Gene Therapy Untangles the Problem of Chronic Traumatic Encephalopathy

Chronic traumatic encephalopathy (CTE) is a common, progressive neurodegenerative disease occurring following significant and/or recurrent traumatic brain injury (TBI). The syndrome of chronic, progressive neurologic deficit as a result of recurrent TBI has been observed by clinicians for more than a century among prize fighters, in whom it was called dementia pugilistica or the “punch drunk syndrome.” ¹ Furthermore, repeated trauma has been postulated as a contributor to other specific neurodegenerative conditions, such as Parkinson's disease and amyotrophic lateral sclerosis. The recent recognition of CTE in young people engaging in football or other contact sports and in U.S. war veterans returning from Iraq and Afghanistan has sharply increased interest in this condition. ² This represents a large group of otherwise healthy young people who may be at risk for this debilitating disorder.

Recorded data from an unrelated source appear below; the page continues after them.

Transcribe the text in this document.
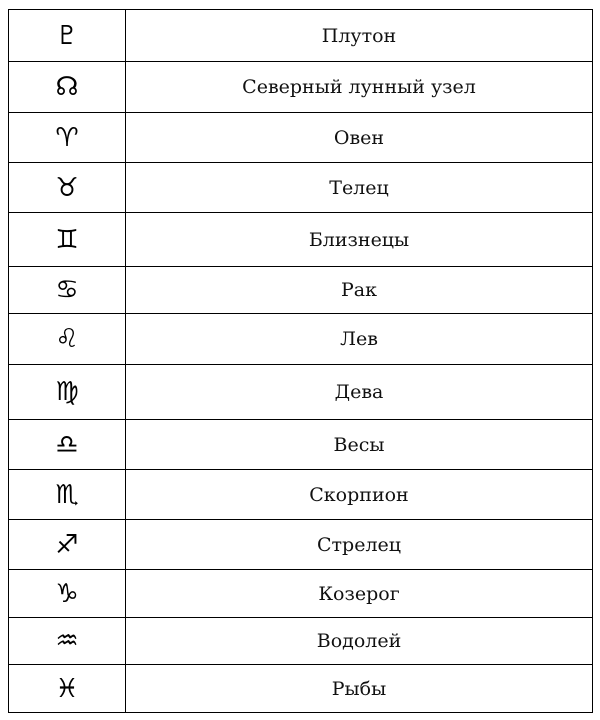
♇	Плутон
☊	Северный лунный узел
♈︎	Овен
♉︎	Телец
♊︎	Близнецы
♋︎	Рак
♌︎	Лев
♍︎	Дева
♎︎	Весы
♏︎	Скорпион
♐︎	Стрелец
♑︎	Козерог
♒︎	Водолей
♓︎	Рыбы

A number of lines of evidence suggest that the accumulation of phosphorylated tau protein (pTau) is an important step in the pathogenesis of CTE. The accumulation of pTau is associated with the formation of neurofibrillary tangles, which are distinctive intracytoplasmic structures visible within neurons on neuropathologic examination of the brain, seen in a number of neurodegenerative conditions. In Alzheimer's disease, pTau-related tangles are prominent. In that case, these occur in association with extracellular accumulations of an abnormal form of beta amyloid (A-beta amyloid plaques). In contrast, pTau tangles occur independently of amyloid plaques. CTE is only one of several conditions associated with pTau accumulation. As a group, these conditions are called tauopathies. There is evidence that the abnormal pTau accumulation can be self-propagating in a prion-like fashion, and that this progressive cascade can be interrupted by binding of pTau with anti-pTau antibodies. ³ One major barrier to monoclonal antibody therapy for neurodegenerative disorders is the relatively poor penetration of antibodies through the blood–brain barrier (BBB) when given by intravenous or subcutaneous administration.

In this issue, Sacramento et al. in the laboratory of Dr. Ronald Crystal report utilizing a recombinant adeno-associated virus (rAAV) serotype rh10 (rAAVrh10) vector to deliver a vectored version of each of four different anti-pTau monoclonal antibodies directly to the central nervous system (CNS) in a mouse model of TBI and CTE. ⁴ rAAVrh10-anti-pTau vectors were injected bilaterally into the hippocampus (5 × 10¹⁰ genome copies per side) of mice who 3 weeks earlier had completed a series of stereotactic impacts designed to create a reproducible TBI and CTE lasting up to 6 months after the impacts. This model has previously been shown to lead to the progressive development of pTau-positive neurofibrillary tangles. Animals treated with two of the rAAVrh10-anti-pTau vectors, those expressing the IPN or PHF1 antibodies, showed a reduction in pTau protein by Western blot and by immunostaining and a reduction of neurofibrillary tangles compared to untreated or empty vector controls. This enhanced clearance of pTau was seen throughout the brain and was not associated with any detectable vector-associated pathology. The other two anti-pTau antibody vectors did not exert a detectable effect on pTau accumulation.

These findings suggest that direct CNS injection of rAAVrh10-anti-pTau can effectively reduce pTau after a single injection. This, in turn, suggests that rAAVrh10-anti-pTau may be a viable therapy for CTE in humans. Interestingly, the use of direct CNS injection of rAAV to deliver a vectored antibody enables one to bypass the BBB effectively and to do so in a fashion that is long lived. In the same vein, direct CNS injection has also been used to treat neurogenetic disorders. However, in those cases, an even distribution of the transgene product is quite difficult to achieve. This is much less of an issue with secreted transgene products, such as vectored antibodies, which are not cell autonomous and so do not have to reach the majority of neurons in order to exert their anti-tau effect.

An effective therapy for CTE with a rAAV-based CNS gene therapy would represent a remarkable achievement for this disorder, which currently can only be treated with supportive measures. It may also represent a generalizable advance in therapy for tauopathies and other progressive neurodegenerative diseases, such as Alzheimer's disease and Parkinson's disease. Future investment in this extremely promising platform would seem to be warranted.